Pages Read: 1-50, David Foster Wallace afterword, and 1-50, again

“Whereof one cannot speak, thereof one must be silent.”

This is one of Ludwig Wittgenstein’s most famous dictums; it’s also, without a doubt, his most easily understood, with just about everything else he wrote falling under the category of “WTF.” (Case in point: “An expression presupposes the forms of all propositions in which it can occur. It is the common characteristic mark of a class of propositions.” Duh.)
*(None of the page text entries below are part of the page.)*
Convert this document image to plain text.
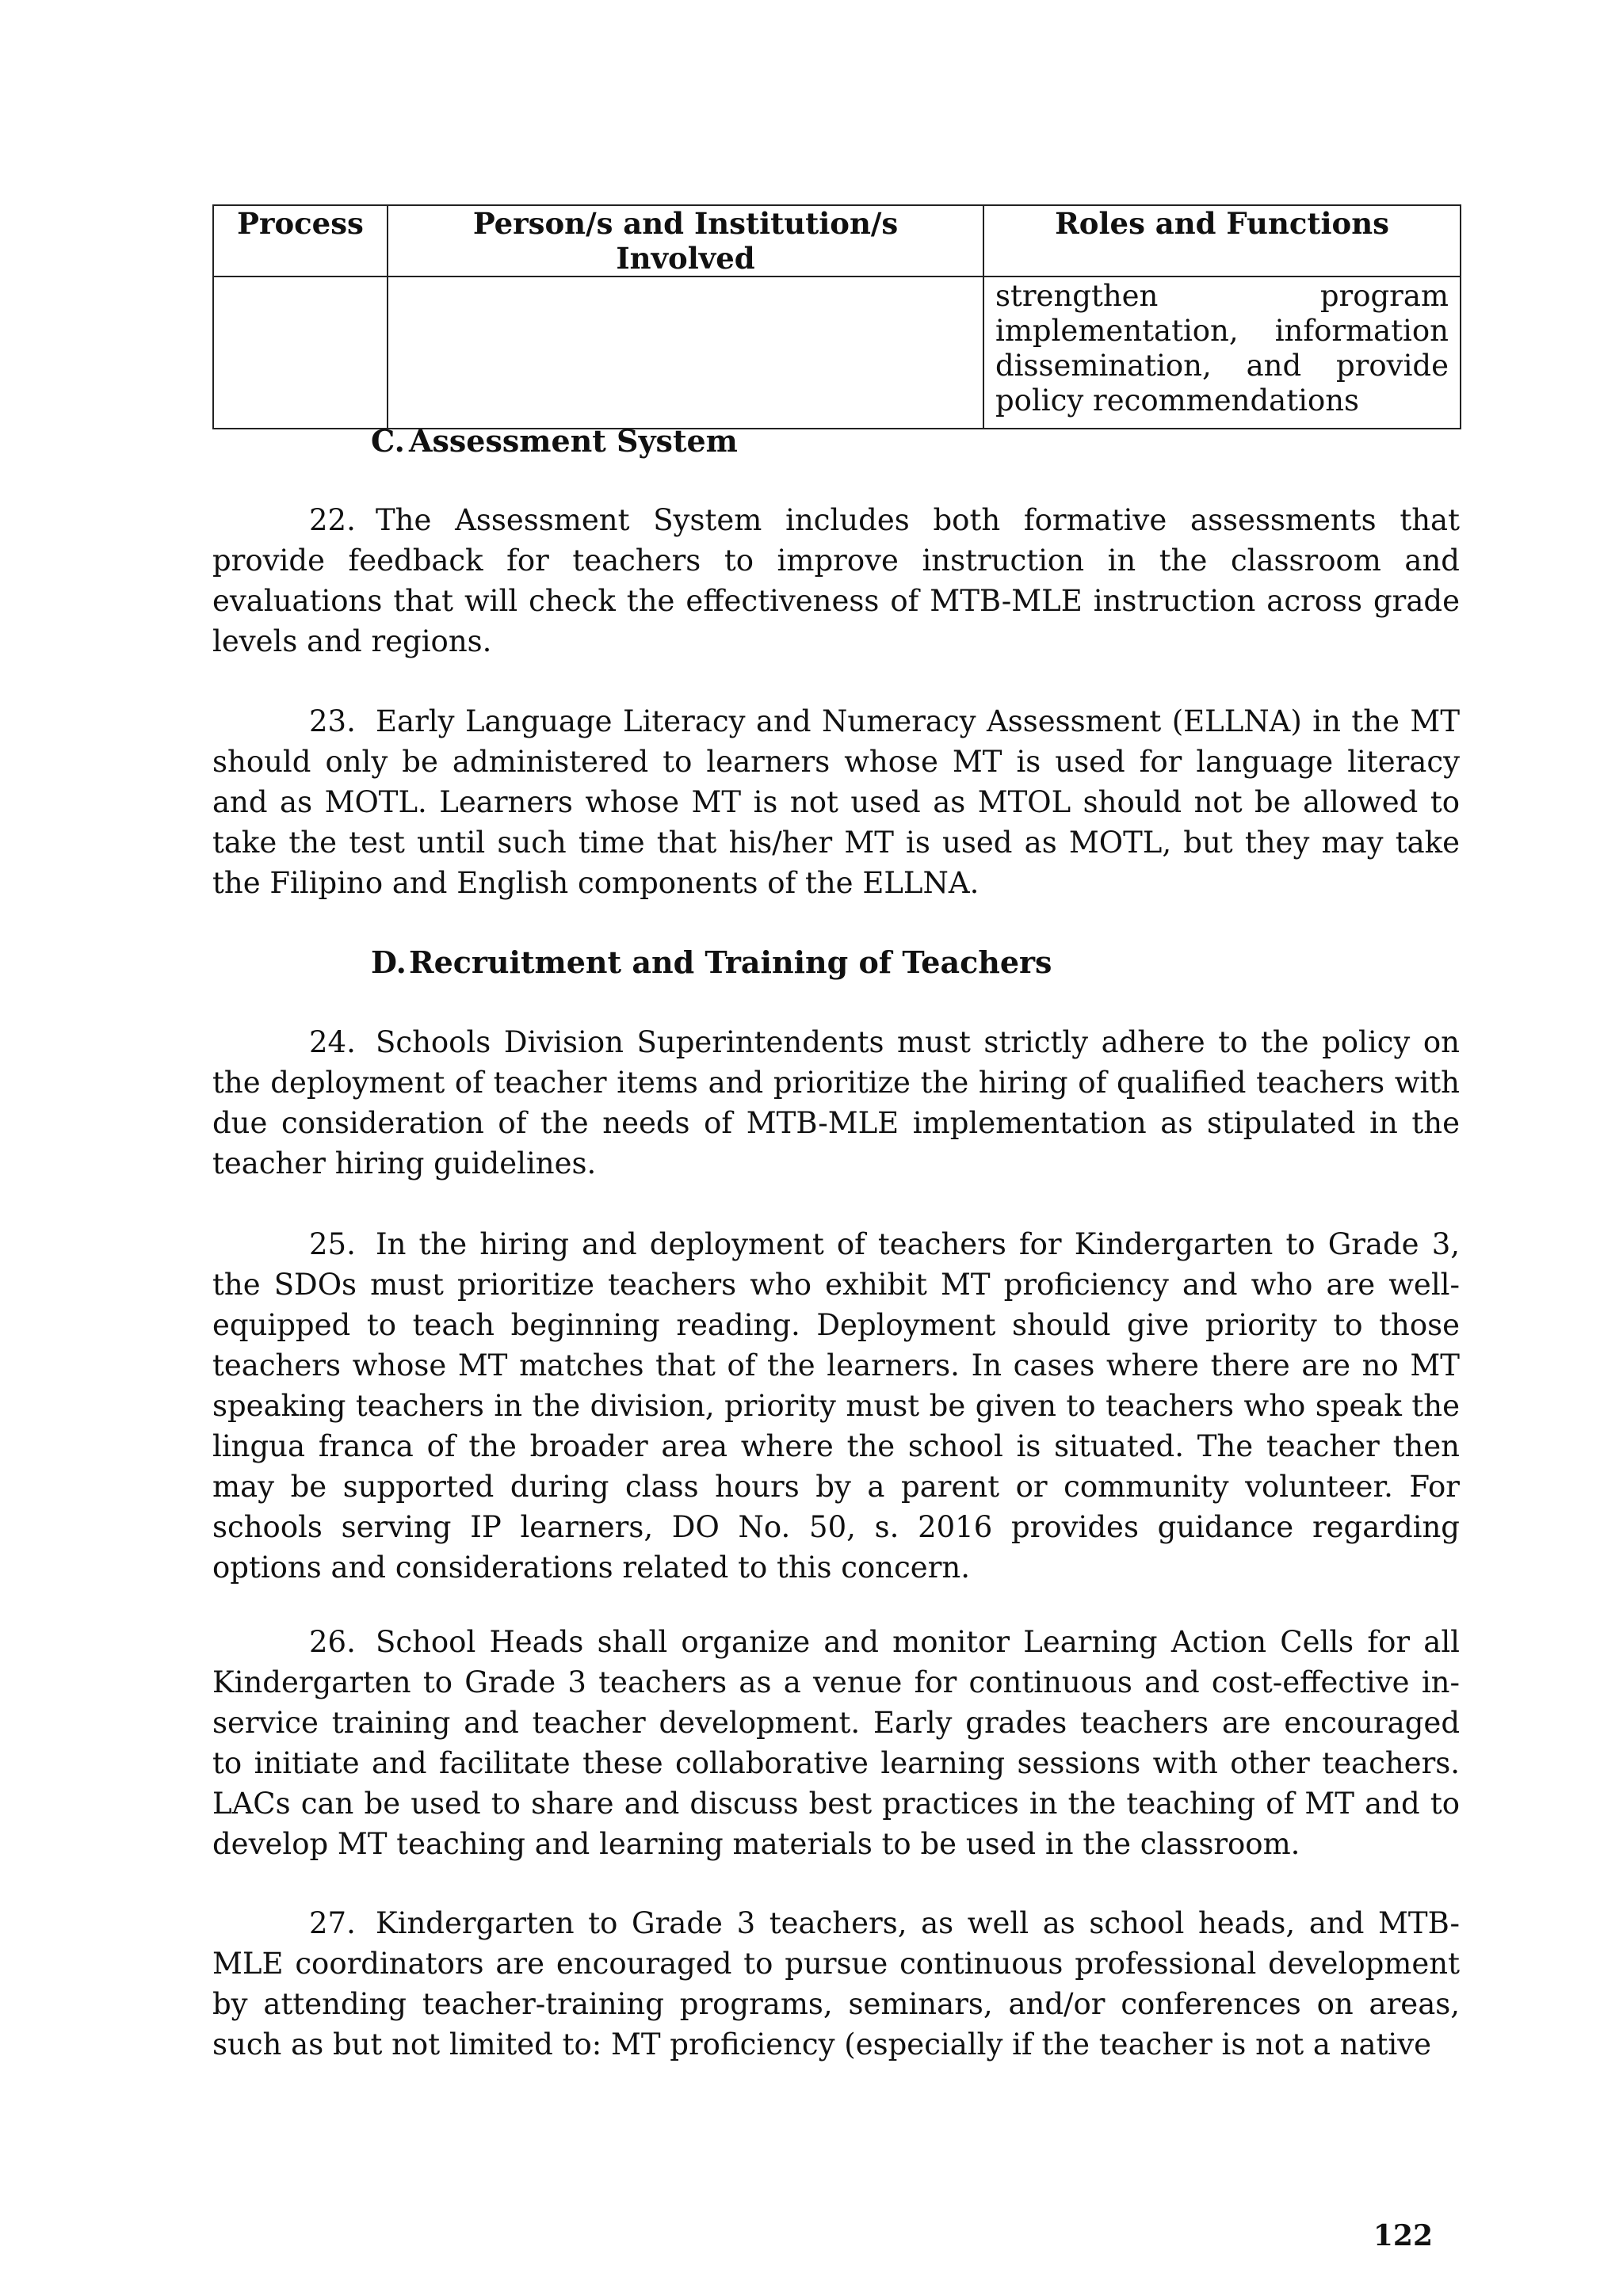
Process	Person/s and Institution/s Involved	Roles and Functions
		strengthen program implementation, information dissemination, and provide policy recommendations
C. Assessment System

22. The Assessment System includes both formative assessments that provide feedback for teachers to improve instruction in the classroom and evaluations that will check the effectiveness of MTB-MLE instruction across grade levels and regions.

23. Early Language Literacy and Numeracy Assessment (ELLNA) in the MT should only be administered to learners whose MT is used for language literacy and as MOTL. Learners whose MT is not used as MTOL should not be allowed to take the test until such time that his/her MT is used as MOTL, but they may take the Filipino and English components of the ELLNA.

D.Recruitment and Training of Teachers

24. Schools Division Superintendents must strictly adhere to the policy on the deployment of teacher items and prioritize the hiring of qualified teachers with due consideration of the needs of MTB-MLE implementation as stipulated in the teacher hiring guidelines.

25. In the hiring and deployment of teachers for Kindergarten to Grade 3, the SDOs must prioritize teachers who exhibit MT proficiency and who are well-equipped to teach beginning reading. Deployment should give priority to those teachers whose MT matches that of the learners. In cases where there are no MT speaking teachers in the division, priority must be given to teachers who speak the lingua franca of the broader area where the school is situated. The teacher then may be supported during class hours by a parent or community volunteer. For schools serving IP learners, DO No. 50, s. 2016 provides guidance regarding options and considerations related to this concern.

26. School Heads shall organize and monitor Learning Action Cells for all Kindergarten to Grade 3 teachers as a venue for continuous and cost-effective in-service training and teacher development. Early grades teachers are encouraged to initiate and facilitate these collaborative learning sessions with other teachers. LACs can be used to share and discuss best practices in the teaching of MT and to develop MT teaching and learning materials to be used in the classroom.

27. Kindergarten to Grade 3 teachers, as well as school heads, and MTB-MLE coordinators are encouraged to pursue continuous professional development by attending teacher-training programs, seminars, and/or conferences on areas, such as but not limited to: MT proficiency (especially if the teacher is not a native

122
The aforementioned piece of Wittgensteinian self-help is perhaps something I should have considered before asking for a forum in which to write about my attempt to read David Markson’s Wittgenstein’s Mistress and try to say something meaningful about it. As to why I wanted to do this, I can only say that like many writers, I have always looked to books-fiction, non-fiction, travelogues, medical texts, whatever, really-to decode the world for me. It seemed that perhaps, and I’m fully aware that this sounds insane, if deconstructed and diagrammed painstakingly enough, certain texts actually could be stripped away to reveal guidelines to reality, perfectly self-contained and achingly clear. (The “magical book” trope, i.e. The NeverEnding Story, is, therefore, the closest I’ve ever come to understanding fantasy as a genre.) This same impulse to shred, re-assemble and endlessly comment on a single text until one finds the singular answer is nowhere more apparent than in the Jewish rabbinical tradition; David Foster Wallace-rebbe to many young writers, myself included, as well as a lover of Wittgensteinian philosophy and Markson’s novel-famously shared that same urge to cite his citations. So put a different way: beneath every good novel lies a complete and unique Shulchan Oruch. And if it kills me, I’m going to figure out what Markson is trying to tell me about life, if, in fact, it’s anything at all.